14 enero 2010

Álex Marín, la ficción interior

Álex Marín, la ficción interior

Crónica de Perico Gual sobre el estreno de "Els somnis d’en B" de Àlex Marín

En el principio estaba Eva, la explosión plástica. Antes no había nada, tal vez sueño. Sueño en los párpados entornados de Àlex Marín. Sueño por dirigir películas. El año pasado este joven director debutaba en la realización con el corto "Eva Boom o la explosión plástica". Un año después nos presenta su segundo trabajo, un mediometraje inspirado libremente en la obra "Somnis" del poeta mallorquín Miquel Bauzà.

Con el título "Els somnis d’en B" Àlex Marín nos sumerge en la extrañeza de un futuro desolado, en donde el ser humano ha perdido el don de la palabra en pos de una vida mental, dedicada íntegramente a los sueños, que por gracia de unas máquinas portátiles, las personas pueden recrear a voluntad. El actor protagonista, Hilari de Cara, vagabundo de una tierra abandonada a esa modorra virtual, se debate entre la adicción hacia su reproductor de sueños y el mundo real, al que de alguna forma continua unido.

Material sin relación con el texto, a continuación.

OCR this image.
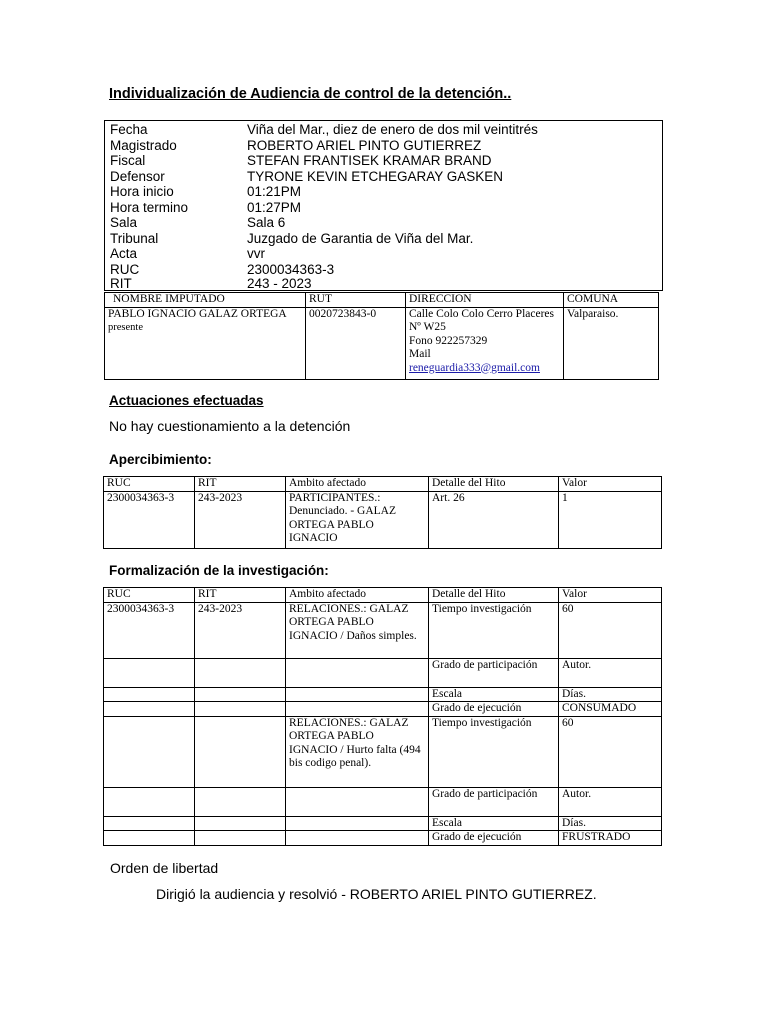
Individualización de Audiencia de control de la detención..
Fecha	Viña del Mar., diez de enero de dos mil veintitrés
Magistrado	ROBERTO ARIEL PINTO GUTIERREZ
Fiscal	STEFAN FRANTISEK KRAMAR BRAND
Defensor	TYRONE KEVIN ETCHEGARAY GASKEN
Hora inicio	01:21PM
Hora termino	01:27PM
Sala	Sala 6
Tribunal	Juzgado de Garantia de Viña del Mar.
Acta	vvr
RUC	2300034363-3
RIT	243 - 2023
NOMBRE IMPUTADO	RUT	DIRECCION	COMUNA
PABLO IGNACIO GALAZ ORTEGA presente	0020723843-0	Calle Colo Colo Cerro Placeres Nº W25
Fono 922257329
Mail
reneguardia333@gmail.com	Valparaiso.
Actuaciones efectuadas
No hay cuestionamiento a la detención
Apercibimiento:
RUC	RIT	Ambito afectado	Detalle del Hito	Valor
2300034363-3	243-2023	PARTICIPANTES.: Denunciado. - GALAZ ORTEGA PABLO IGNACIO	Art. 26	1
Formalización de la investigación:
RUC	RIT	Ambito afectado	Detalle del Hito	Valor
2300034363-3	243-2023	RELACIONES.: GALAZ ORTEGA PABLO IGNACIO / Daños simples.	Tiempo investigación	60
			Grado de participación	Autor.
			Escala	Días.
			Grado de ejecución	CONSUMADO
		RELACIONES.: GALAZ ORTEGA PABLO IGNACIO / Hurto falta (494 bis codigo penal).	Tiempo investigación	60
			Grado de participación	Autor.
			Escala	Días.
			Grado de ejecución	FRUSTRADO
Orden de libertad
Dirigió la audiencia y resolvió - ROBERTO ARIEL PINTO GUTIERREZ.
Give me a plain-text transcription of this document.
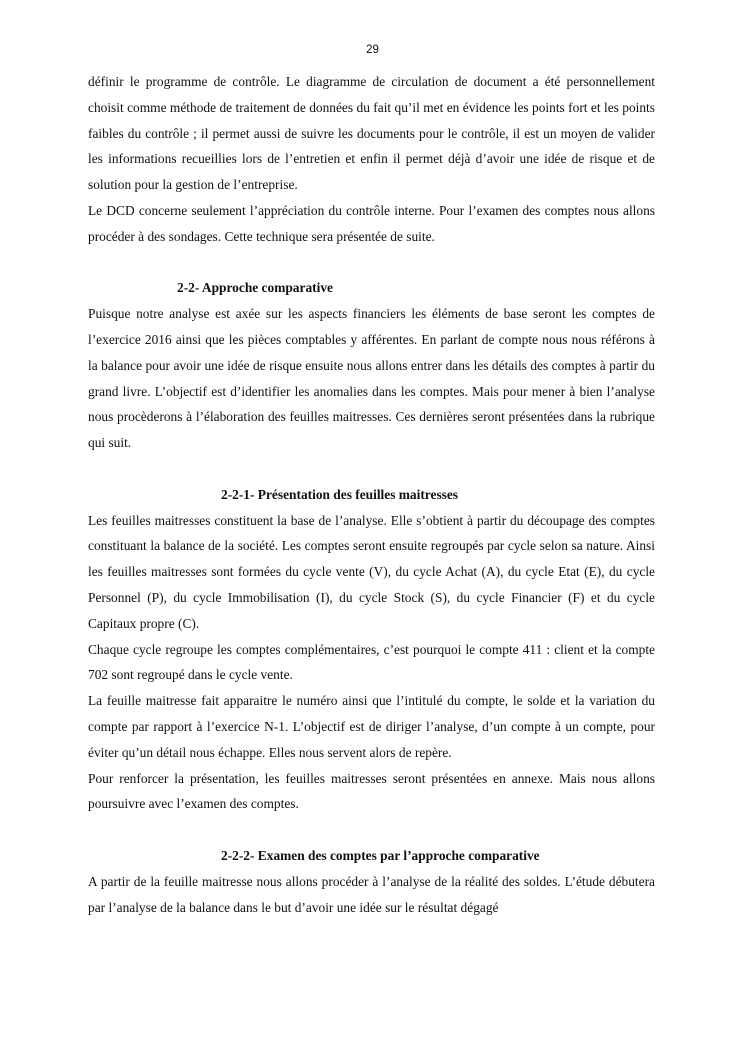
29

définir le programme de contrôle. Le diagramme de circulation de document a été personnellement choisit comme méthode de traitement de données du fait qu’il met en évidence les points fort et les points faibles du contrôle ; il permet aussi de suivre les documents pour le contrôle, il est un moyen de valider les informations recueillies lors de l’entretien et enfin il permet déjà d’avoir une idée de risque et de solution pour la gestion de l’entreprise.

Le DCD concerne seulement l’appréciation du contrôle interne. Pour l’examen des comptes nous allons procéder à des sondages. Cette technique sera présentée de suite.

2-2- Approche comparative

Puisque notre analyse est axée sur les aspects financiers les éléments de base seront les comptes de l’exercice 2016 ainsi que les pièces comptables y afférentes. En parlant de compte nous nous référons à la balance pour avoir une idée de risque ensuite nous allons entrer dans les détails des comptes à partir du grand livre. L’objectif est d’identifier les anomalies dans les comptes. Mais pour mener à bien l’analyse nous procèderons à l’élaboration des feuilles maitresses. Ces dernières seront présentées dans la rubrique qui suit.

2-2-1- Présentation des feuilles maitresses

Les feuilles maitresses constituent la base de l’analyse. Elle s’obtient à partir du découpage des comptes constituant la balance de la société. Les comptes seront ensuite regroupés par cycle selon sa nature. Ainsi les feuilles maitresses sont formées du cycle vente (V), du cycle Achat (A), du cycle Etat (E), du cycle Personnel (P), du cycle Immobilisation (I), du cycle Stock (S), du cycle Financier (F) et du cycle Capitaux propre (C).

Chaque cycle regroupe les comptes complémentaires, c’est pourquoi le compte 411 : client et la compte 702 sont regroupé dans le cycle vente.

La feuille maitresse fait apparaitre le numéro ainsi que l’intitulé du compte, le solde et la variation du compte par rapport à l’exercice N-1. L’objectif est de diriger l’analyse, d’un compte à un compte, pour éviter qu’un détail nous échappe. Elles nous servent alors de repère.

Pour renforcer la présentation, les feuilles maitresses seront présentées en annexe. Mais nous allons poursuivre avec l’examen des comptes.

2-2-2- Examen des comptes par l’approche comparative

A partir de la feuille maitresse nous allons procéder à l’analyse de la réalité des soldes. L’étude débutera par l’analyse de la balance dans le but d’avoir une idée sur le résultat dégagé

Curiosamente el director, aun asumiendo plenamente un clásico argumento ciberpunk sobre sociedades distópicas, desnuda la película de cualquier efectismo futurista. En su natural tendencia a la ensoñación, Marín prefiere la introspección y aprovecha ese punto de partida para guiarnos al otro lado de la madriguera de conejo, en un viaje alegórico, donde la naturaleza, el mar y la tierra magnifican su perturbadora presencia. Un mapa metafórico hilvanado a base de hipnóticos retales, parábolas independientes, en mitad de las cuales el protagonista, como un cartógrafo de la ausencia, explora los confines del lenguaje en el ocaso de una época.

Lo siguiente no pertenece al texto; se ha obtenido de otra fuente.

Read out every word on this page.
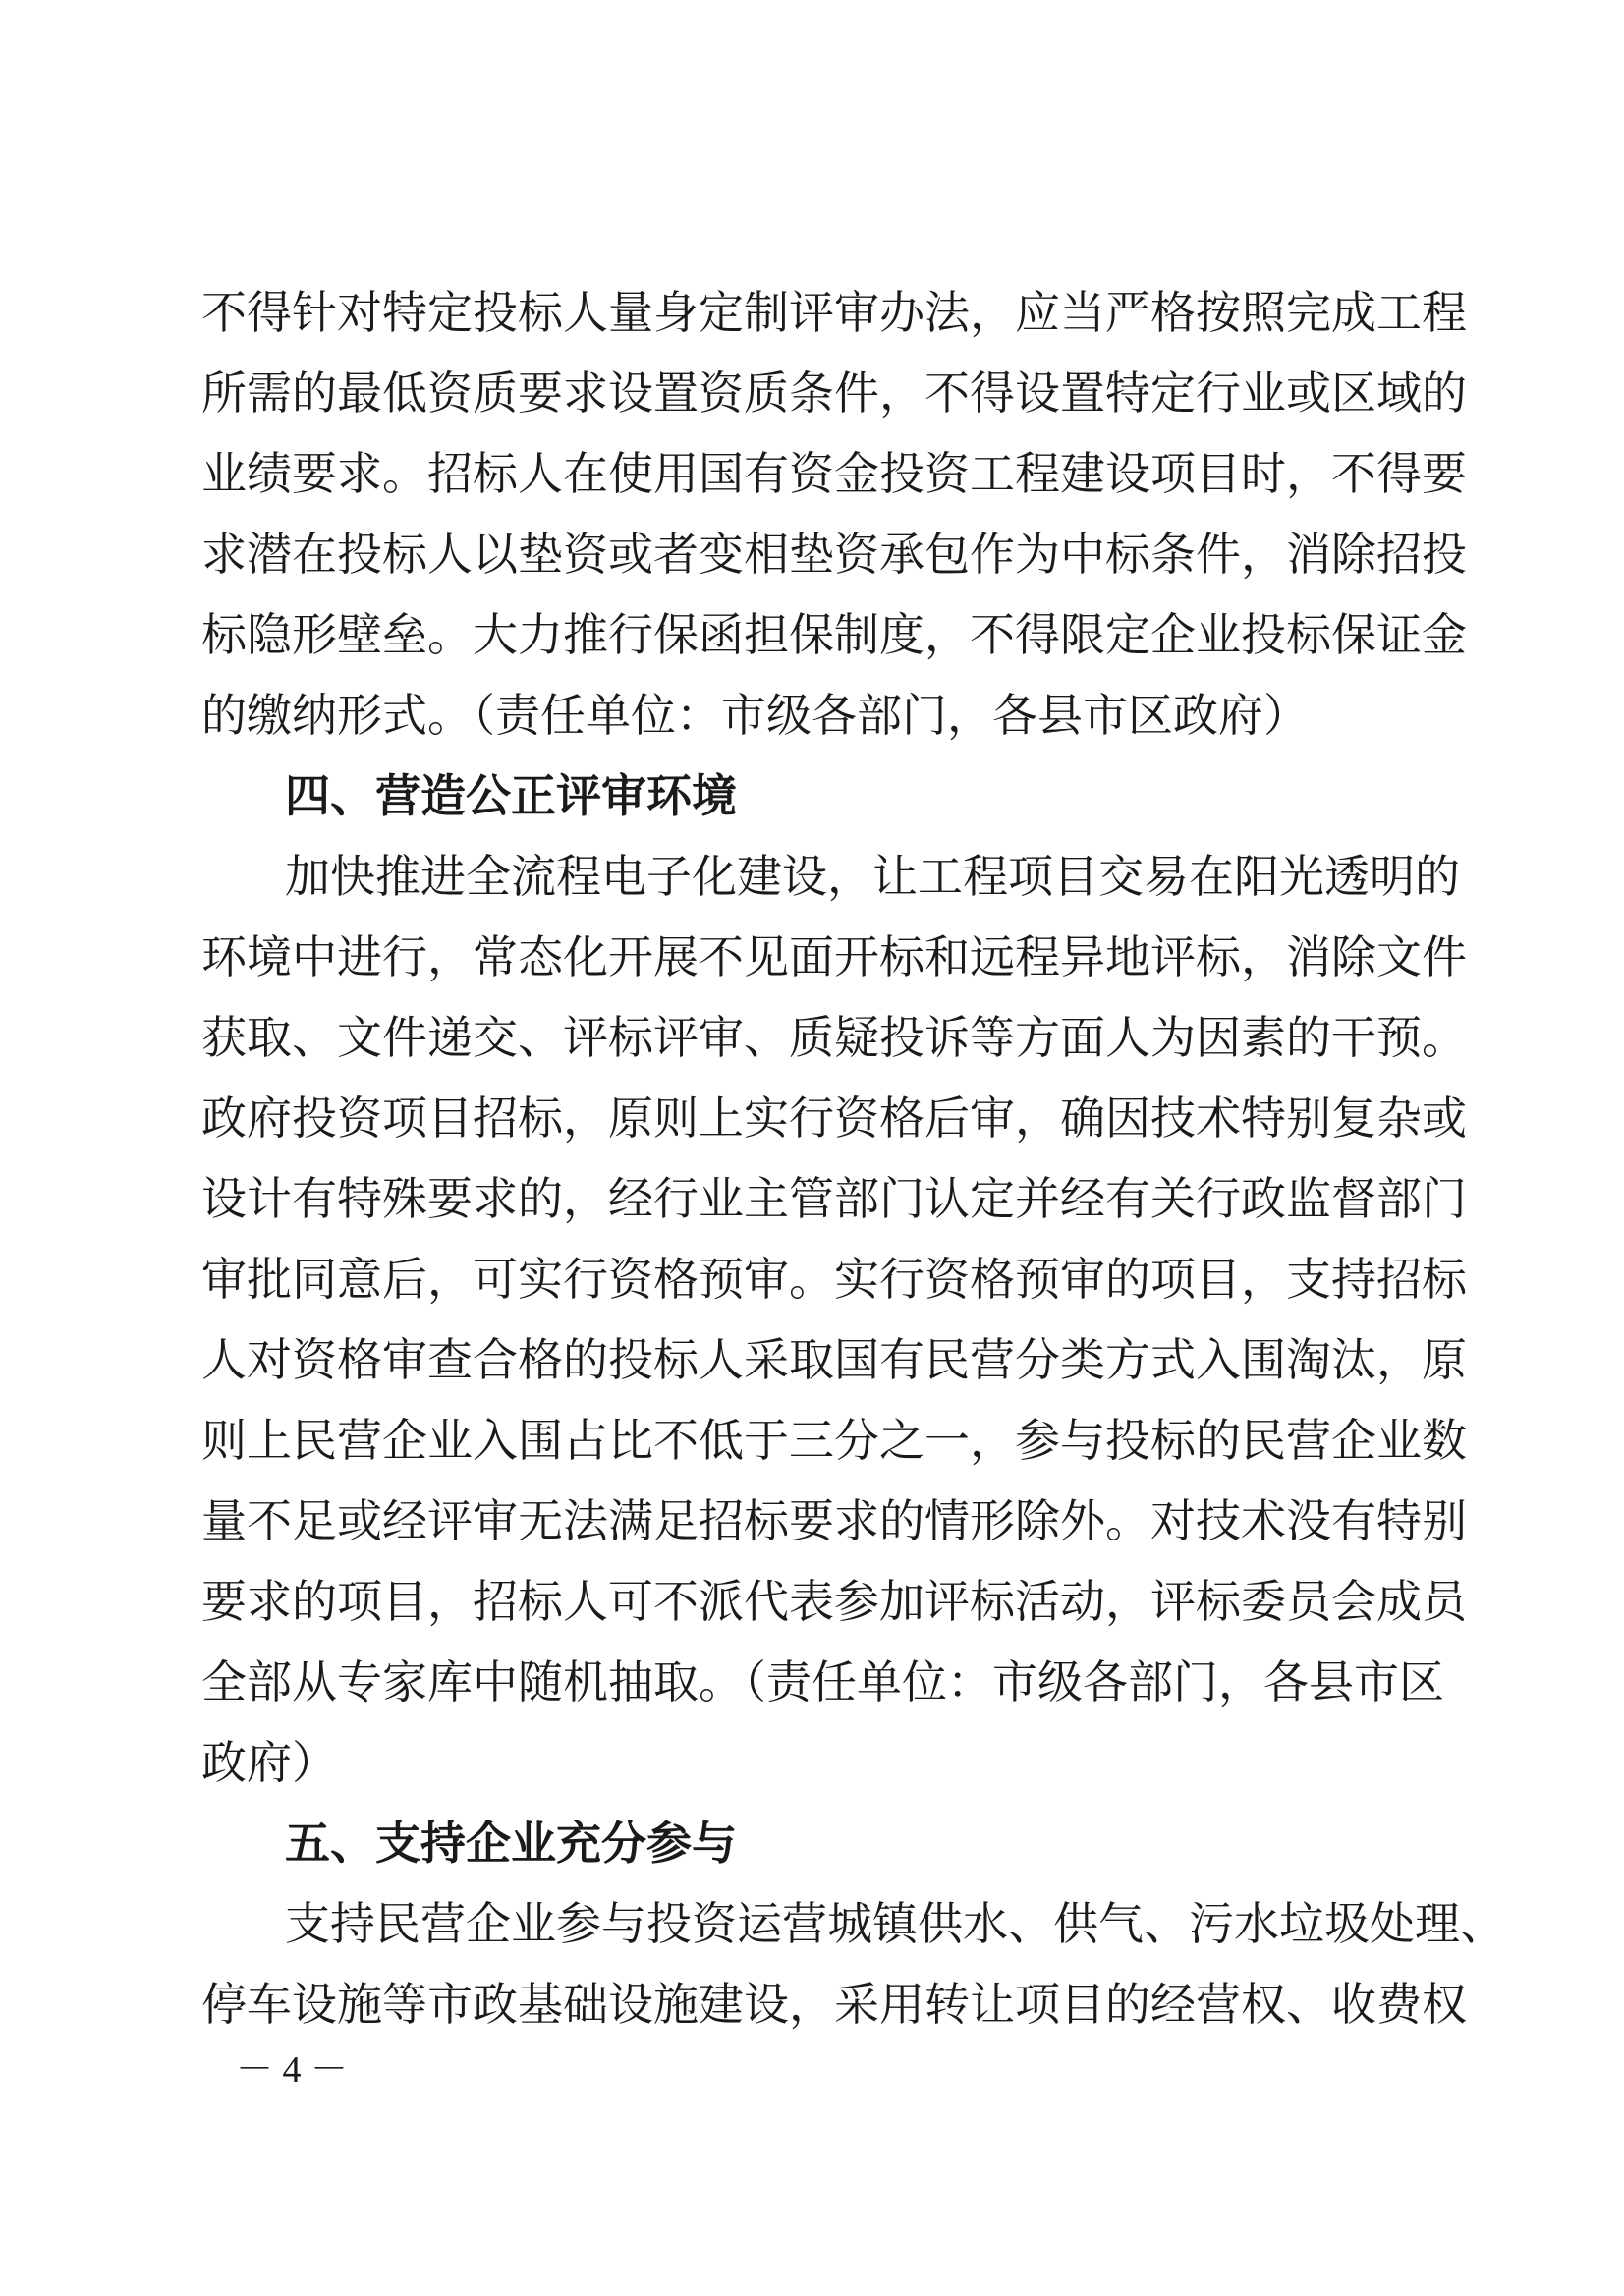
不得针对特定投标人量身定制评审办法，应当严格按照完成工程
所需的最低资质要求设置资质条件，不得设置特定行业或区域的
业绩要求。招标人在使用国有资金投资工程建设项目时，不得要
求潜在投标人以垫资或者变相垫资承包作为中标条件，消除招投
标隐形壁垒。大力推行保函担保制度，不得限定企业投标保证金
的缴纳形式。（责任单位：市级各部门，各县市区政府）
四、营造公正评审环境
加快推进全流程电子化建设，让工程项目交易在阳光透明的
环境中进行，常态化开展不见面开标和远程异地评标，消除文件
获取、文件递交、评标评审、质疑投诉等方面人为因素的干预。
政府投资项目招标，原则上实行资格后审，确因技术特别复杂或
设计有特殊要求的，经行业主管部门认定并经有关行政监督部门
审批同意后，可实行资格预审。实行资格预审的项目，支持招标
人对资格审查合格的投标人采取国有民营分类方式入围淘汰，原
则上民营企业入围占比不低于三分之一，参与投标的民营企业数
量不足或经评审无法满足招标要求的情形除外。对技术没有特别
要求的项目，招标人可不派代表参加评标活动，评标委员会成员
全部从专家库中随机抽取。（责任单位：市级各部门，各县市区
政府）
五、支持企业充分参与
支持民营企业参与投资运营城镇供水、供气、污水垃圾处理、
停车设施等市政基础设施建设，采用转让项目的经营权、收费权
－ 4 －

La comunicación, como frontera crepuscular entre la memoria y el progreso, es el desencadenante de una historia levemente insinuada, expresamente dispersa y llena de elipsis. En un argumento cuyo centro de gravedad se traslada, sin previo aviso, de lo real a lo simbólico, el perplejo espectador acompaña al protagonista en su deriva narcótica, asimilando su confusión. Hilari de Cara, como punto de anclaje narrativo, sirve de guía al propio espectador, en busca de infructuosas respuestas. En una zona incierta, donde la palabra ha sido enterrada, Hilari de Cara es responsable del curso de una sociedad al borde del hundimiento. Allá donde se pierde su mirada cansada, el horizonte se revuelve presagiando su erupción fuera de plano. Las grietas parecen abrirse sin llegar a entrar en pantalla, y en la quietud de las escenas apenas percibimos su rumor. El sigiloso advenimiento del nuevo hombre. El temblor de aquello que está por venir palpita más allá de aquel mundo adormecido en el olvido, donde la palabra ha sido robada por el sueño… o la pesadilla. El conflicto de Hilari de Cara, transido entre el nihilismo de una era y su compromiso a la tierra, es herencia involuntaria de la hipertrofia tecnológica y los siniestros avatares que emergen de ella. El protagonista, héroe a la fuerza, se nos presenta como el último hombre, al mismo tiempo turista psicodélico que hermeneuta onírico, intérprete y fiscal del fin de la historia.

Tras este segundo Apocalypse New Wave, cualquier tercero es posible. 2010 como año profético para este nuevo amanecer del hombre. El despertar de un director con los ojos ampliamente cerrados. Medianoche en los párpados de Àlex Marín. De nuevo el sueño. El sueño de rodar. De rodar Godard.